A significant portion of the loans sold in the
form of whole loans were subsequently pooled with other mortgages into private-label
securitizations sponsored by third-party whole-loan investors. The Corporation provided these
whole-loan investors representations and warranties in the sales
transactions and the whole-loan investors may retain those rights even when the loans were aggregated with other collateral into
private-label securitizations sponsored by the whole-loan investors. Properly presented repurchase
claims for these whole loans are reviewed on a loan-by-loan basis. If, after the Corporation’s
review, it does not believe a claim is valid, it will deny the claim and generally indicate a
reason for the denial. When the counterparty agrees with the Corporation’s denial of the claim,
the counterparty may rescind the claim.

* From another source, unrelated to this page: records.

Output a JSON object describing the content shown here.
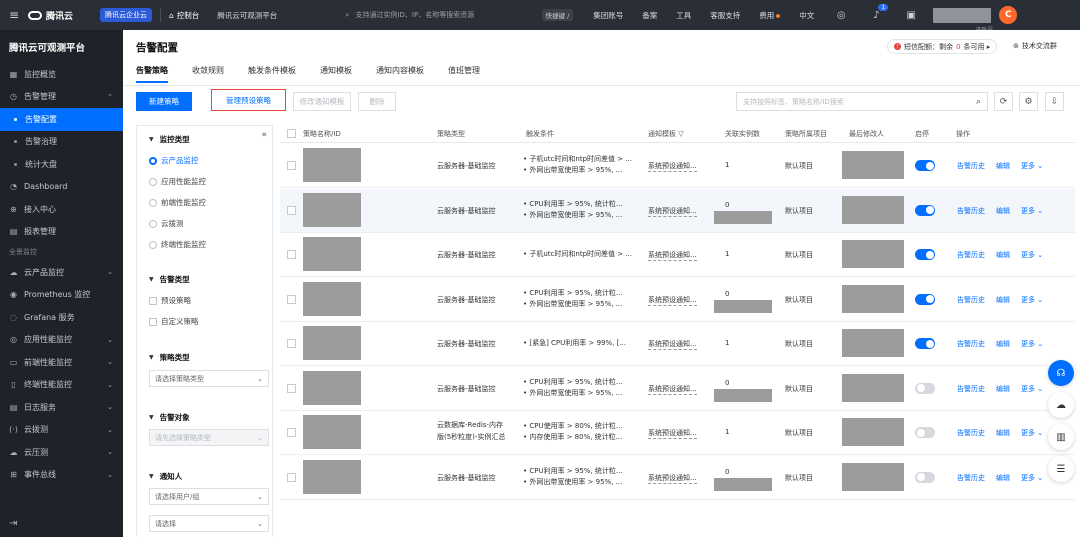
{
  "topbar": {
    "brand": "腾讯云",
    "badge": "腾讯云企业云",
    "console": "控制台",
    "platform_name": "腾讯云可观测平台",
    "search_placeholder": "支持通过实例ID、IP、名称等搜索资源",
    "shortcut": "快捷键 /",
    "links": [
      "集团账号",
      "备案",
      "工具",
      "客服支持",
      "费用",
      "中文"
    ],
    "notification_count": "1",
    "user_sub": "子账号",
    "avatar_letter": "C"
  },
  "sidebar": {
    "title": "腾讯云可观测平台",
    "items": [
      {
        "label": "监控概览",
        "icon": "dashboard-icon",
        "type": "top"
      },
      {
        "label": "告警管理",
        "icon": "alarm-icon",
        "type": "top",
        "chevron": "⌃"
      },
      {
        "label": "告警配置",
        "type": "sub",
        "active": true
      },
      {
        "label": "告警治理",
        "type": "sub"
      },
      {
        "label": "统计大盘",
        "type": "sub"
      },
      {
        "label": "Dashboard",
        "icon": "clock-icon",
        "type": "top"
      },
      {
        "label": "接入中心",
        "icon": "plug-icon",
        "type": "top"
      },
      {
        "label": "报表管理",
        "icon": "report-icon",
        "type": "top"
      }
    ],
    "group_label": "全景监控",
    "items2": [
      {
        "label": "云产品监控",
        "icon": "cloud-icon",
        "chevron": "⌄"
      },
      {
        "label": "Prometheus 监控",
        "icon": "prometheus-icon"
      },
      {
        "label": "Grafana 服务",
        "icon": "grafana-icon"
      },
      {
        "label": "应用性能监控",
        "icon": "apm-icon",
        "chevron": "⌄"
      },
      {
        "label": "前端性能监控",
        "icon": "frontend-icon",
        "chevron": "⌄"
      },
      {
        "label": "终端性能监控",
        "icon": "terminal-icon",
        "chevron": "⌄"
      },
      {
        "label": "日志服务",
        "icon": "log-icon",
        "chevron": "⌄"
      },
      {
        "label": "云拨测",
        "icon": "probe-icon",
        "chevron": "⌄"
      },
      {
        "label": "云压测",
        "icon": "stress-icon",
        "chevron": "⌄"
      },
      {
        "label": "事件总线",
        "icon": "event-icon",
        "chevron": "⌄"
      }
    ]
  },
  "header": {
    "title": "告警配置",
    "quota_label": "短信配额：剩余",
    "quota_num": "0",
    "quota_suffix": "条可用 ▸",
    "support": "技术交流群",
    "tabs": [
      "告警策略",
      "收敛规则",
      "触发条件模板",
      "通知模板",
      "通知内容模板",
      "值班管理"
    ]
  },
  "toolbar": {
    "new_policy": "新建策略",
    "manage_preset": "管理预设策略",
    "modify_template": "修改通知模板",
    "delete": "删除",
    "search_placeholder": "支持按照标签、策略名称/ID搜索"
  },
  "filter": {
    "sec_monitor_type": "监控类型",
    "monitor_types": [
      "云产品监控",
      "应用性能监控",
      "前端性能监控",
      "云拨测",
      "终端性能监控"
    ],
    "sec_alarm_type": "告警类型",
    "alarm_types": [
      "预设策略",
      "自定义策略"
    ],
    "sec_policy_type": "策略类型",
    "policy_type_placeholder": "请选择策略类型",
    "sec_alarm_object": "告警对象",
    "alarm_object_placeholder": "请先选择策略类型",
    "sec_notify": "通知人",
    "notify_placeholder": "请选择用户/组",
    "notify_placeholder2": "请选择"
  },
  "table": {
    "headers": [
      "策略名称/ID",
      "策略类型",
      "触发条件",
      "通知模板",
      "关联实例数",
      "策略所属项目",
      "最后修改人",
      "启停",
      "操作"
    ],
    "rows": [
      {
        "type": "云服务器-基础监控",
        "cond": [
          "• 子机utc时间和ntp时间差值 > ...",
          "• 外网出带宽使用率 > 95%, ..."
        ],
        "tmpl": "系统预设通知...",
        "count": "1",
        "project": "默认项目",
        "on": true
      },
      {
        "type": "云服务器-基础监控",
        "cond": [
          "• CPU利用率 > 95%, 统计粒...",
          "• 外网出带宽使用率 > 95%, ..."
        ],
        "tmpl": "系统预设通知...",
        "count": "0",
        "project": "默认项目",
        "on": true
      },
      {
        "type": "云服务器-基础监控",
        "cond": [
          "• 子机utc时间和ntp时间差值 > ..."
        ],
        "tmpl": "系统预设通知...",
        "count": "1",
        "project": "默认项目",
        "on": true
      },
      {
        "type": "云服务器-基础监控",
        "cond": [
          "• CPU利用率 > 95%, 统计粒...",
          "• 外网出带宽使用率 > 95%, ..."
        ],
        "tmpl": "系统预设通知...",
        "count": "0",
        "project": "默认项目",
        "on": true
      },
      {
        "type": "云服务器-基础监控",
        "cond": [
          "• [紧急] CPU利用率 > 99%, [..."
        ],
        "tmpl": "系统预设通知...",
        "count": "1",
        "project": "默认项目",
        "on": true
      },
      {
        "type": "云服务器-基础监控",
        "cond": [
          "• CPU利用率 > 95%, 统计粒...",
          "• 外网出带宽使用率 > 95%, ..."
        ],
        "tmpl": "系统预设通知...",
        "count": "0",
        "project": "默认项目",
        "on": false
      },
      {
        "type": "云数据库-Redis-内存",
        "type2": "版(5秒粒度)-实例汇总",
        "cond": [
          "• CPU使用率 > 80%, 统计粒...",
          "• 内存使用率 > 80%, 统计粒..."
        ],
        "tmpl": "系统预设通知...",
        "count": "1",
        "project": "默认项目",
        "on": false
      },
      {
        "type": "云服务器-基础监控",
        "cond": [
          "• CPU利用率 > 95%, 统计粒...",
          "• 外网出带宽使用率 > 95%, ..."
        ],
        "tmpl": "系统预设通知...",
        "count": "0",
        "project": "默认项目",
        "on": false
      }
    ],
    "op_history": "告警历史",
    "op_edit": "编辑",
    "op_more": "更多 ⌄"
  },
  "colors": {
    "accent": "#006eff",
    "sidebar_bg": "#1f2229",
    "topbar_bg": "#2a2e36",
    "highlight_border": "#e5483c"
  }
}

When there is disagreement as to the resolution of the
claim, meaningful dialogue and negotiation between the parties is generally necessary to reach
conclusion on an individual claim. Generally, a whole loan sale claimant is engaged in the
repurchase process and the Corporation and the claimant reach resolution, either through
loan-by-loan negotiation or at times, through a bulk settlement. Through June 30, 2011, 16 percent
of the whole-loan claims that the Corporation initially denied have subsequently been resolved
through repurchase or make-whole payments and 50 percent have been resolved through rescission or
repayment in full by the borrower. Although the timeline for resolution varies, once an actionable
breach is identified on a given loan, settlement is generally reached as to that loan within 60 to
90 days. When a claim has been denied and the Corporation does not have communication with the
counterparty for six months, the Corporation views these claims as inactive; however, they remain
in the outstanding claims balance until resolution.
The Corporation and its subsidiaries have limited experience with loan-level private-label
securitization repurchases as the number of valid repurchase claims received has been limited as
shown in the outstanding claims table on page 177. In private-label securitizations certain
presentation thresholds need to be met in order for any repurchase claim to be asserted by
investors. The representations and warranties, as governed by the private-label securitization
agreements, generally require that counterparties have the ability to both assert a claim and
actually prove that a loan has an actionable defect under the applicable contracts. While the
Corporation believes the agreements for private-label securitizations generally contain less
rigorous representations and warranties and place higher burdens on investors seeking repurchases
than the comparable agreements with the GSEs and GNMA, the agreements generally include a
representation that underwriting practices were prudent and customary.
During the third quarter of 2010, the Corporation received claim demands totaling $1.7
billion from private-label securitization investors in the Covered Trusts. Non-GSE investors
generally do not have the contractual right to demand repurchase of the loans directly or the
right to access loan files. The inclusion of the $1.7 billion in outstanding claims, as reflected
in the table on page 177, does not mean that the Corporation believes these claims have satisfied
the contractual thresholds required for the private-label securitization investors to direct the
securitization trustee to take action or that these claims are otherwise procedurally or
substantively valid. One of these claimants has filed litigation against the Corporation relating
to certain of these demands; the claims in this litigation would be extinguished if there is final
court approval of the BNY Mellon Settlement.